One required field: `path`. Everything else is opt-in. The agent parser accepts every
flat top-level shortcut (`criticality`, `slaGroup`, `team`, `tags`, `type`, `backup`,
`health`, `dependencies`, `relations`, `custom`, `contacts`, `links`, `monitoring`,
`workload`) and merges them into the canonical shape before pushing to the backend.

See `10-gitops.md` for the full reference.

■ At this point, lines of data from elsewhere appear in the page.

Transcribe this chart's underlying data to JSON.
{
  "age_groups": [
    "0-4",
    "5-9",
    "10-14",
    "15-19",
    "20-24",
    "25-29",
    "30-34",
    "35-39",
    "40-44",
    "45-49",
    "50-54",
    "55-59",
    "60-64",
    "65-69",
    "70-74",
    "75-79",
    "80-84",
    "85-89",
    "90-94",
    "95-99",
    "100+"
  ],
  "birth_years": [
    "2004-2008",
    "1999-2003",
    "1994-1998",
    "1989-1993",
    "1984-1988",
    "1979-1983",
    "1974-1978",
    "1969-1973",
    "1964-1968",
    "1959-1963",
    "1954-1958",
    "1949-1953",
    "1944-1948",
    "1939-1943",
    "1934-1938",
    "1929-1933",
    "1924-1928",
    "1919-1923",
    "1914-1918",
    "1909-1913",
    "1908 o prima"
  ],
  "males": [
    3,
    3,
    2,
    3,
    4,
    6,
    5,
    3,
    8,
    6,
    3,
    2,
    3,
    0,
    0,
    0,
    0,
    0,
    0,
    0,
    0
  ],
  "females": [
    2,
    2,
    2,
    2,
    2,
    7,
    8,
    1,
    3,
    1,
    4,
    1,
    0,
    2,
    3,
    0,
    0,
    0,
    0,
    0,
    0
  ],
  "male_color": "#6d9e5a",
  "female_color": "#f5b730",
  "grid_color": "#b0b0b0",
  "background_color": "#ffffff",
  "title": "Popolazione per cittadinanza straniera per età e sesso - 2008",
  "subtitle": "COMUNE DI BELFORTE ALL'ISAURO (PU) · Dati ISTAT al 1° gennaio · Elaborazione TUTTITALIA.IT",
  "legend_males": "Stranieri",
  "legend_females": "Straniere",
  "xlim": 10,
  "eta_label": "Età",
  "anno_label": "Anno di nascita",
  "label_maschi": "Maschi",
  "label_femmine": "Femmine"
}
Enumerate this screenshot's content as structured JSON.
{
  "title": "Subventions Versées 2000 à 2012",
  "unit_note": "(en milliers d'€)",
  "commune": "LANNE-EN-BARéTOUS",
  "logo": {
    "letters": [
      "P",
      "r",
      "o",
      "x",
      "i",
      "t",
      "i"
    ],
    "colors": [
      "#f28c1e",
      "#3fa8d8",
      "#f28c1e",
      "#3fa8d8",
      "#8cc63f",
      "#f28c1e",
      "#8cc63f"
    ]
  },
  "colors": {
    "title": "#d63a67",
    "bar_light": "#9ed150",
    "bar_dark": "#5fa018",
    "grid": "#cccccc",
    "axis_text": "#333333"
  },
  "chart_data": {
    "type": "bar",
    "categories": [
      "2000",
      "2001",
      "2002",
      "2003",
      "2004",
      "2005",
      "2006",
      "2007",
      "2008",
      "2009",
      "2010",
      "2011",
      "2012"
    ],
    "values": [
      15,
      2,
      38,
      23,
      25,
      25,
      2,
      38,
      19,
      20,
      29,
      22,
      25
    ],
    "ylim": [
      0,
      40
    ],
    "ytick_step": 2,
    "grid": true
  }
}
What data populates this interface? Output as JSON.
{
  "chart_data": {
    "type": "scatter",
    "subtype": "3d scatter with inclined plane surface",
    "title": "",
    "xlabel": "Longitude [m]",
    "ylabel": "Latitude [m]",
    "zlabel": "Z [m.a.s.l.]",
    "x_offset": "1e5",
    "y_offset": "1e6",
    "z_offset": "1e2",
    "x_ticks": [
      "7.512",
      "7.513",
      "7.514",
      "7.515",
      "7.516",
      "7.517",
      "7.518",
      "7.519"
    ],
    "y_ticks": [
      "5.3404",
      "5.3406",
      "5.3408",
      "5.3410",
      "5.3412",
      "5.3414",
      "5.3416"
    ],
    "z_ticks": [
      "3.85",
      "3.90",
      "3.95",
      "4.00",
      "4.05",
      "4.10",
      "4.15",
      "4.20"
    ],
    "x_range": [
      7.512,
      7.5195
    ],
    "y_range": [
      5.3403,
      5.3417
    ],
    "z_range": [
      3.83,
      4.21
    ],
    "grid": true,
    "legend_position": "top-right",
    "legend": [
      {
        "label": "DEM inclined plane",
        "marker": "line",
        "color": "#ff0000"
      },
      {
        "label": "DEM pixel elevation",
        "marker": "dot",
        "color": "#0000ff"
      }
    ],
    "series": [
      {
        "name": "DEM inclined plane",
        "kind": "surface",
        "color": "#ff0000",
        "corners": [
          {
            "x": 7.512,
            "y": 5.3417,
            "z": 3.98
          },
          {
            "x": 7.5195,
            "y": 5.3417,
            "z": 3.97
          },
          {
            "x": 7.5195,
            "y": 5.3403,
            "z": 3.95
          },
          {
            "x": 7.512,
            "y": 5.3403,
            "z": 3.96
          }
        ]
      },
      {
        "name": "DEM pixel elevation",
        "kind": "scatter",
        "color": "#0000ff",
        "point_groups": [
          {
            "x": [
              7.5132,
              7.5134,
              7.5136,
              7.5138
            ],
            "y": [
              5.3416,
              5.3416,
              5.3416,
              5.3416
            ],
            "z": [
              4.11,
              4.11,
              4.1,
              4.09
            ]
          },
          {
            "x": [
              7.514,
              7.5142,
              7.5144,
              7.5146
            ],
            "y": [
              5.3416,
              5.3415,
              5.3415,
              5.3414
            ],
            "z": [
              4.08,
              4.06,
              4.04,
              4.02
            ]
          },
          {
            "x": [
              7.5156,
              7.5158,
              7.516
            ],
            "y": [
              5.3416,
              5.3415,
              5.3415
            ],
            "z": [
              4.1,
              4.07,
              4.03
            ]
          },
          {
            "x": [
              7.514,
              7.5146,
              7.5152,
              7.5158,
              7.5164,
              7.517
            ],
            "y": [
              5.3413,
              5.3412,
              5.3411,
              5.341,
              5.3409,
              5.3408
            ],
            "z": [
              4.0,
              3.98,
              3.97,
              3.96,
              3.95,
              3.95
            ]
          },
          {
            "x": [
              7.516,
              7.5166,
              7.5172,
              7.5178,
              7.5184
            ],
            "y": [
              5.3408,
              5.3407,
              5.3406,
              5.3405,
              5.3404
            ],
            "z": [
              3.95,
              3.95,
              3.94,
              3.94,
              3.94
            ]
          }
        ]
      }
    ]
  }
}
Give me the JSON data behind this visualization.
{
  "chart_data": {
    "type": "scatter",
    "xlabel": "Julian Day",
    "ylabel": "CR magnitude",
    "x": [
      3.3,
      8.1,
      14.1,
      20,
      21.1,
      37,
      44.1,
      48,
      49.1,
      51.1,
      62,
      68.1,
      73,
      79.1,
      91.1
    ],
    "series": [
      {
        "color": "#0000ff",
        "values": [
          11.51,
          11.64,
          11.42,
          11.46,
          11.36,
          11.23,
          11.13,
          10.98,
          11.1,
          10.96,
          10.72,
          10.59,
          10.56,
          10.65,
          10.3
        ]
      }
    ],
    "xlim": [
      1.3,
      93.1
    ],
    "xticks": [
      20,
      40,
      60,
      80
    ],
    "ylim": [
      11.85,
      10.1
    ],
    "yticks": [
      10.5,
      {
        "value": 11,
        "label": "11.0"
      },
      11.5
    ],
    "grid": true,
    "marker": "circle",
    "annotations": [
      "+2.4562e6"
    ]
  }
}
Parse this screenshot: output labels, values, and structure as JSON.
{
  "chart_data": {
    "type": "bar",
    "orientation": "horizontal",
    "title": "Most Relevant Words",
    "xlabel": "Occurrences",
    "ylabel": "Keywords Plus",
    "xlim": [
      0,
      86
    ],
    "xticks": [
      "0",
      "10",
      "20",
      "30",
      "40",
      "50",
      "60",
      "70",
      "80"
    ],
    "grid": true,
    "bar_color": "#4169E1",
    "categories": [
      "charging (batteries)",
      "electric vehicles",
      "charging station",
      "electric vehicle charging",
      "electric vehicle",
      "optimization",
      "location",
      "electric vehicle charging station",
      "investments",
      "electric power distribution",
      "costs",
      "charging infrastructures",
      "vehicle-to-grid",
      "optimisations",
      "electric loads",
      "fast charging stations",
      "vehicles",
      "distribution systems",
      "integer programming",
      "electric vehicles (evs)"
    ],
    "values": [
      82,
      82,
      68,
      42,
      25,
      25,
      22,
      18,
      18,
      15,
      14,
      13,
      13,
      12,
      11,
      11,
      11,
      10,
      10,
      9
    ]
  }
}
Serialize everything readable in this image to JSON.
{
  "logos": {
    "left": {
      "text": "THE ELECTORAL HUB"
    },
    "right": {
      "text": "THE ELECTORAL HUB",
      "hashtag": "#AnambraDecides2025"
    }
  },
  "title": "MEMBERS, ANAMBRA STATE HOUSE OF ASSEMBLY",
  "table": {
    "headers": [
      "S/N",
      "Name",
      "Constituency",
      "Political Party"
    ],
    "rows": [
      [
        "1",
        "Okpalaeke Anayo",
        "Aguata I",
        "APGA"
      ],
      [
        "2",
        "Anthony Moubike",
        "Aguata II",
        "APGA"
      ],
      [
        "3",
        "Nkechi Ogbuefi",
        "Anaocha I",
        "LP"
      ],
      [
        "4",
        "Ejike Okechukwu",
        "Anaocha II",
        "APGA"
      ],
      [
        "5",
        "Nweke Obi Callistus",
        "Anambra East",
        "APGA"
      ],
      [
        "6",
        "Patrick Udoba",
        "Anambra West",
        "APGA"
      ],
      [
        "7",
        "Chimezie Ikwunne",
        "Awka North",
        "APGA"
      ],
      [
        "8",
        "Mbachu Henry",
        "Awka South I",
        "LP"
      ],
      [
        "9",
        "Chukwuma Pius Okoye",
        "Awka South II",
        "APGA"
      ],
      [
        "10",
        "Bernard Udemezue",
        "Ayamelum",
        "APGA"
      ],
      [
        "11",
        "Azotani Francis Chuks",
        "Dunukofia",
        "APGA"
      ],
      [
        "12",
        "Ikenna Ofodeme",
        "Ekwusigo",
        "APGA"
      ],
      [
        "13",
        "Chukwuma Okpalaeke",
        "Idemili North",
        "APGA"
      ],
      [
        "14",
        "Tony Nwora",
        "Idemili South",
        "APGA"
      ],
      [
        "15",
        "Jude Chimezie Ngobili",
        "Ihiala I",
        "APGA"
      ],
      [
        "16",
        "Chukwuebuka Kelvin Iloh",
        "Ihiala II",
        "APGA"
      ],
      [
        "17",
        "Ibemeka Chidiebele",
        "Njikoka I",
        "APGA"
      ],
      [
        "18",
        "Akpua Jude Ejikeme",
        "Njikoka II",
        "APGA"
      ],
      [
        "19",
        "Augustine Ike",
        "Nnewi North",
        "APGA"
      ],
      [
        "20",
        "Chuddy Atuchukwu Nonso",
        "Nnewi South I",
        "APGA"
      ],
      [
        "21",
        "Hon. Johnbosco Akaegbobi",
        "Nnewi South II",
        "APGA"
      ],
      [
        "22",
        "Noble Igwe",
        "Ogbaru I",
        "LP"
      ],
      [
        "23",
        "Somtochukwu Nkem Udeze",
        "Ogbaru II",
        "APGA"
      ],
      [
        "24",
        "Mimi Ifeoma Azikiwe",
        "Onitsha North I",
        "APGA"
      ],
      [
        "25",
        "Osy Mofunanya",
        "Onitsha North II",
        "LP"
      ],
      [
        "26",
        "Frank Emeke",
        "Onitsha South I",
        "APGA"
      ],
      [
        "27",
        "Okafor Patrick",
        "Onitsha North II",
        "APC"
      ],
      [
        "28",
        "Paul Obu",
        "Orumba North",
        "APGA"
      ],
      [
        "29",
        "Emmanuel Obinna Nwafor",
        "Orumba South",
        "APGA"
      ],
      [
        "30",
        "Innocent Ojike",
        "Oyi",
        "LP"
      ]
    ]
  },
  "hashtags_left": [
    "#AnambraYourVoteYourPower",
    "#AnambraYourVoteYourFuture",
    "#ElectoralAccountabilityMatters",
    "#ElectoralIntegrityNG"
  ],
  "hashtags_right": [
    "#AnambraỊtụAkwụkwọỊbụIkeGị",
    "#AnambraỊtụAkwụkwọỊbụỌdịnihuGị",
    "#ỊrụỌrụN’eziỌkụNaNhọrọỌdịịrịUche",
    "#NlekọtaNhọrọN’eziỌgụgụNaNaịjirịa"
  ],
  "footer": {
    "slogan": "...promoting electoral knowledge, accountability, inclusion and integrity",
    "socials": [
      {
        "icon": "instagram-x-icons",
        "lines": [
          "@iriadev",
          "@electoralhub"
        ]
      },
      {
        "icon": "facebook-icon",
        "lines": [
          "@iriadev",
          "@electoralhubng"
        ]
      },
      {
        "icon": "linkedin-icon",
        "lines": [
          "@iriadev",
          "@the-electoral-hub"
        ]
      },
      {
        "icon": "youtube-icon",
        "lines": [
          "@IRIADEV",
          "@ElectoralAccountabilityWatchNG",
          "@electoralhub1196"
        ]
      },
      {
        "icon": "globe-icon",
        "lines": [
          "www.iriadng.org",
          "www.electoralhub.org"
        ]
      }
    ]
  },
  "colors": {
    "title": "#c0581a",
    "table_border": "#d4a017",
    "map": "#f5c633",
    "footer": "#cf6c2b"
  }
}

## What each field affects (short map)

- `path` → creates/finds the service + hierarchy node
- `slaGroup` → SLA tracking + group card
- `criticality` → default SLA tier (critical/high/medium/low → 99.99/99.95/99.9/99.5%)
- `backup.expected` → Backup tab entry + overdue alerts
- `health.enabled` → agent runs HTTP probe, overrides K8s-native status
- `dependencies.{requires,usedBy}` → clickable dep chips on service detail
- `tags` containing `storage|database|cache|s3|ebs|rds|elasticache` → Storage tab
- `custom` → free-form key/value table on service detail
- `relations` → parent/children graph edges on service detail

## Agent fleet view

Every running agent self-reports as a service (`<cluster>-agent`, tags
`[itops-agent, meta]`). The Admin → Agents tab lists all connected clusters with
heartbeat freshness, service counts, and degraded state when the agent can't do its
job (RBAC denied, ConfigMap parse failed, API unreachable).

## Loud over silent

Incoming pushes with missing/bad fields aren't rejected — they land under an
`unknown/unknown/unknown/unknown` hierarchy branch with a red badge, and the response
echoes a `warnings[]` array explaining what was normalized. A red "N misconfigured
pushes" chip in the Operations header surfaces the count.

## Where to look

- YAML schema: `10-gitops.md`
- REST push endpoints: `05-rest-api.md`
- Agent chart values: `helm show values itops/itops-agent`
- Platform chart values: `helm show values itops/itops`
- Live demo: <https://demo.mlops.hu> (login admin / Password123!)
- Public helm repo: <https://charts.mlops.hu>